Although Phunst is about changing society, the focus still needs to be on individual attitudes. An artist has a highly privileged position in society. The freedom granted to art, and obviously to artists as well, is not to be taken for granted. When successful, an artist has access to many opportunities not open to normal members of society. It is therefore only right and fitting to expect artists to use their privileged position responsibly.
Art has always known movements that have sought to shake up existing structures and conditions. These include Expressionism, Dada, Viennese Actionism, the Flux movement and street art. But the most significant influence for the theory behind Phunst came from Joseph Beuys. His premise that “everyone is an artist” and his ‘extended definition of art’ are values shared by Phunst. Many of the ideas summarised in Beuys’ notion of the social sculpture are equally relevant for Phunst.
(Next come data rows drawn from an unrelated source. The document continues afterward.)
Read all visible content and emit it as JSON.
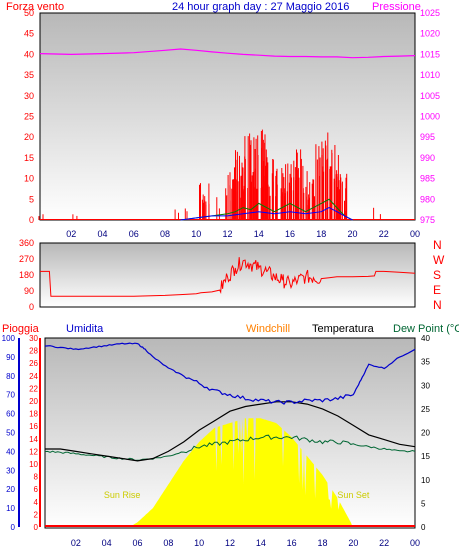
{
  "colors": {
    "wind": "#ff0000",
    "pressure": "#ff00ff",
    "gust": "#0000ff",
    "wind_avg": "#008000",
    "humidity": "#0000cc",
    "rain": "#ff0000",
    "windchill": "#ff8000",
    "temperature": "#000000",
    "dewpoint": "#006633",
    "solar": "#ffff00",
    "title": "#0000cc"
  },
  "chart_data": [
    {
      "type": "line",
      "title": "24 hour graph day : 27 Maggio 2016",
      "left_axis_label": "Forza vento",
      "right_axis_label": "Pressione",
      "x_ticks": [
        "02",
        "04",
        "06",
        "08",
        "10",
        "12",
        "14",
        "16",
        "18",
        "20",
        "22",
        "00"
      ],
      "y_left_ticks": [
        0,
        5,
        10,
        15,
        20,
        25,
        30,
        35,
        40,
        45,
        50
      ],
      "y_left_lim": [
        0,
        50
      ],
      "y_right_ticks": [
        975,
        980,
        985,
        990,
        995,
        1000,
        1005,
        1010,
        1015,
        1020,
        1025
      ],
      "y_right_lim": [
        975,
        1025
      ],
      "x_lim": [
        0,
        24
      ],
      "pressure": {
        "x": [
          0,
          2,
          4,
          6,
          8,
          9,
          10,
          11,
          12,
          13,
          14,
          15,
          16,
          17,
          18,
          19,
          20,
          21,
          22,
          23,
          24
        ],
        "y": [
          1015.2,
          1015.0,
          1015.2,
          1015.4,
          1016.0,
          1016.3,
          1016.0,
          1015.6,
          1015.3,
          1015.0,
          1014.8,
          1014.6,
          1014.5,
          1014.5,
          1014.4,
          1014.4,
          1014.2,
          1014.3,
          1014.5,
          1014.6,
          1014.7
        ]
      },
      "wind_gust_peaks": {
        "x": [
          0.2,
          2.4,
          8.8,
          9.3,
          10.5,
          11.5,
          12.2,
          12.8,
          13.3,
          13.8,
          14.2,
          14.6,
          15.2,
          15.8,
          16.5,
          17.2,
          17.8,
          18.4,
          18.9,
          19.3,
          19.6,
          21.7
        ],
        "y": [
          2,
          1.5,
          3,
          6,
          9,
          6,
          13,
          17,
          23,
          21,
          22,
          14,
          18,
          14,
          18,
          12,
          19,
          22,
          20,
          13,
          6,
          3
        ]
      },
      "wind_avg": {
        "x": [
          9,
          10,
          11,
          12,
          12.5,
          13,
          13.5,
          14,
          14.5,
          15,
          15.5,
          16,
          16.5,
          17,
          17.5,
          18,
          18.5,
          19,
          19.5,
          20
        ],
        "y": [
          0,
          0.5,
          1,
          1.5,
          2,
          3,
          2.5,
          4,
          3,
          2,
          3,
          4,
          3,
          2,
          3,
          4,
          5,
          3,
          1,
          0
        ]
      },
      "wind_speed": {
        "x": [
          9,
          10,
          11,
          12,
          13,
          14,
          15,
          16,
          17,
          18,
          18.5,
          19,
          19.5,
          20
        ],
        "y": [
          0,
          0.5,
          1,
          1,
          1.5,
          2,
          1.5,
          2,
          1.5,
          2,
          3,
          2,
          1,
          0
        ]
      }
    },
    {
      "type": "line",
      "left_axis_label": "",
      "right_axis_labels": [
        "N",
        "W",
        "S",
        "E",
        "N"
      ],
      "y_left_ticks": [
        0,
        90,
        180,
        270,
        360
      ],
      "y_left_lim": [
        0,
        360
      ],
      "x_lim": [
        0,
        24
      ],
      "wind_direction": {
        "x": [
          0,
          0.6,
          0.7,
          2,
          4,
          6,
          8,
          9,
          10,
          10.3,
          11,
          11.5,
          12,
          12.5,
          13,
          13.5,
          14,
          14.5,
          15,
          15.5,
          16,
          16.5,
          17,
          17.5,
          18,
          18.5,
          19,
          20,
          21,
          21.4,
          21.5,
          22,
          23,
          24
        ],
        "y": [
          200,
          200,
          60,
          60,
          60,
          60,
          65,
          70,
          75,
          80,
          85,
          95,
          170,
          220,
          260,
          240,
          220,
          200,
          170,
          150,
          130,
          150,
          170,
          165,
          160,
          165,
          170,
          170,
          172,
          175,
          200,
          200,
          195,
          190
        ]
      }
    },
    {
      "type": "line",
      "labels": {
        "rain": "Pioggia",
        "humidity": "Umidita",
        "windchill": "Windchill",
        "temperature": "Temperatura",
        "dewpoint": "Dew Point (°C",
        "sunrise": "Sun Rise",
        "sunset": "Sun Set"
      },
      "x_ticks": [
        "02",
        "04",
        "06",
        "08",
        "10",
        "12",
        "14",
        "16",
        "18",
        "20",
        "22",
        "00"
      ],
      "x_lim": [
        0,
        24
      ],
      "humidity_ticks": [
        0,
        10,
        20,
        30,
        40,
        50,
        60,
        70,
        80,
        90,
        100
      ],
      "rain_ticks": [
        0,
        2,
        4,
        6,
        8,
        10,
        12,
        14,
        16,
        18,
        20,
        22,
        24,
        26,
        28,
        30
      ],
      "temp_ticks": [
        0,
        5,
        10,
        15,
        20,
        25,
        30,
        35,
        40
      ],
      "temp_lim": [
        0,
        40
      ],
      "humidity_lim": [
        0,
        100
      ],
      "sunrise_hour": 5.0,
      "sunset_hour": 20.0,
      "temperature": {
        "x": [
          0,
          1,
          2,
          3,
          4,
          5,
          6,
          7,
          8,
          9,
          10,
          11,
          12,
          13,
          14,
          15,
          16,
          17,
          18,
          19,
          20,
          21,
          22,
          23,
          24
        ],
        "y": [
          16.5,
          16.5,
          16.0,
          15.5,
          15.0,
          14.5,
          14.0,
          14.5,
          16.0,
          18.0,
          20.5,
          22.5,
          24.5,
          25.5,
          26.0,
          26.5,
          26.5,
          26.0,
          25.0,
          23.5,
          21.5,
          19.5,
          18.5,
          17.5,
          17.0
        ]
      },
      "dewpoint": {
        "x": [
          0,
          1,
          2,
          3,
          4,
          5,
          6,
          7,
          8,
          9,
          10,
          11,
          12,
          13,
          14,
          15,
          16,
          17,
          18,
          19,
          20,
          21,
          22,
          23,
          24
        ],
        "y": [
          16.0,
          15.8,
          15.5,
          15.2,
          14.8,
          14.5,
          14.2,
          14.5,
          15.0,
          16.0,
          17.0,
          17.5,
          18.0,
          18.5,
          19.0,
          19.0,
          19.0,
          18.5,
          18.0,
          18.0,
          17.5,
          17.0,
          16.5,
          16.0,
          16.0
        ]
      },
      "humidity": {
        "x": [
          0,
          1,
          2,
          3,
          4,
          5,
          6,
          6.5,
          7,
          8,
          9,
          10,
          11,
          12,
          13,
          14,
          15,
          16,
          17,
          18,
          19,
          20,
          20.5,
          21,
          22,
          23,
          24
        ],
        "y": [
          96,
          95,
          94,
          95,
          96,
          97,
          97,
          94,
          90,
          84,
          80,
          76,
          72,
          70,
          68,
          67,
          66,
          66,
          67,
          67,
          68,
          70,
          78,
          86,
          84,
          90,
          94
        ]
      },
      "solar": {
        "x": [
          0,
          5.5,
          6,
          7,
          8,
          9,
          10,
          11,
          12,
          13,
          14,
          15,
          16,
          17,
          18,
          19,
          19.5,
          20,
          24
        ],
        "y": [
          0,
          0,
          1,
          4,
          9,
          14,
          18,
          21,
          22,
          23,
          23,
          22,
          19,
          15,
          11,
          6,
          3,
          0,
          0
        ]
      },
      "rain": {
        "x": [
          0,
          24
        ],
        "y": [
          0,
          0
        ]
      }
    }
  ]
}
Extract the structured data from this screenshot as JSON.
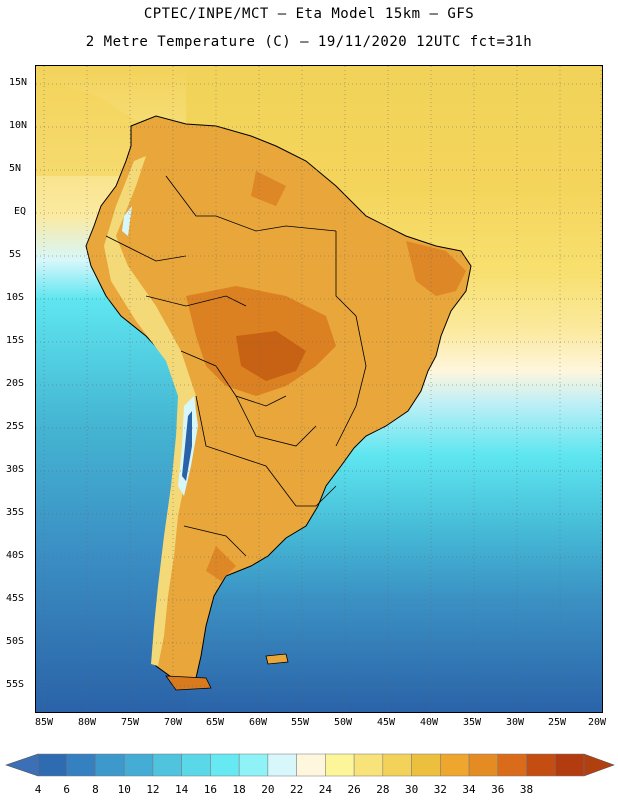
{
  "header": {
    "title_line1": "CPTEC/INPE/MCT –  Eta Model 15km – GFS",
    "title_line2": "2 Metre Temperature (C) – 19/11/2020 12UTC fct=31h"
  },
  "map": {
    "lat_labels": [
      "15N",
      "10N",
      "5N",
      "EQ",
      "5S",
      "10S",
      "15S",
      "20S",
      "25S",
      "30S",
      "35S",
      "40S",
      "45S",
      "50S",
      "55S"
    ],
    "lon_labels": [
      "85W",
      "80W",
      "75W",
      "70W",
      "65W",
      "60W",
      "55W",
      "50W",
      "45W",
      "40W",
      "35W",
      "30W",
      "25W",
      "20W"
    ],
    "ocean_colors": {
      "cold": "#2a62a8",
      "cool": "#3b8fc4",
      "mid": "#43b6d3",
      "cyan": "#5ee6f0",
      "light": "#d7f7fb",
      "warm": "#f6d44e",
      "warmer": "#edc44a"
    },
    "land_colors": {
      "base": "#e8a63b",
      "hot": "#d97a1e",
      "hotter": "#c25a12",
      "andes": "#f3d977",
      "cold": "#2a62a8",
      "snow": "#d7f7fb"
    }
  },
  "colorbar": {
    "labels": [
      "4",
      "6",
      "8",
      "10",
      "12",
      "14",
      "16",
      "18",
      "20",
      "22",
      "24",
      "26",
      "28",
      "30",
      "32",
      "34",
      "36",
      "38"
    ],
    "colors": [
      "#2f6bb0",
      "#3580c0",
      "#3d98cc",
      "#45acd6",
      "#50c4df",
      "#5ad8e8",
      "#66e9f2",
      "#8ef2f7",
      "#d7f7fb",
      "#fff7dd",
      "#fdf59a",
      "#f8e27a",
      "#f2d259",
      "#edbf3f",
      "#eea62e",
      "#e58b24",
      "#da6b1a",
      "#c44e12",
      "#b33b10"
    ],
    "min_arrow_color": "#3b6fb6",
    "max_arrow_color": "#b2400f"
  }
}
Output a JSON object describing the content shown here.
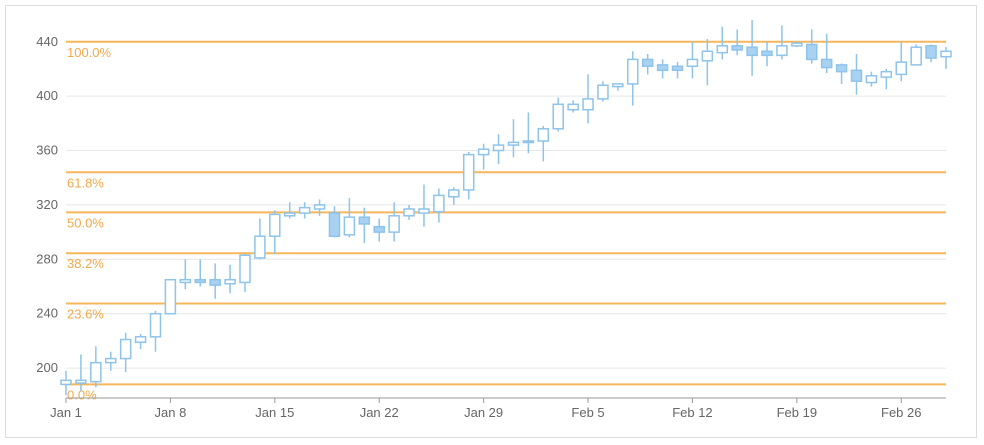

Even though some of his apparently esoteric notions seem questionable to us today, at the heart of Beuys’ theory are ideas still highly relevant: his ideal – rooted in humanism – of equality; and his appeal to each individual’s social responsibility as a driver of social change.
The movement known as Dada is also an important influence for Phunst. Besides the anti-war and ‘anti-art’ attitudes typical of Dada, it is in particular the role played humour that Phunst has in common with this movement. Phunst does not elevate irony to the level of an artistic principle – Phunst is in the fullest sense free of any such principle. Phunst nonetheless views irony and even more so self-irony as humankind’s most important tool for self-correction.
“In my day artists wanted to be outcasts, pariahs. Now they are all integrated into society.”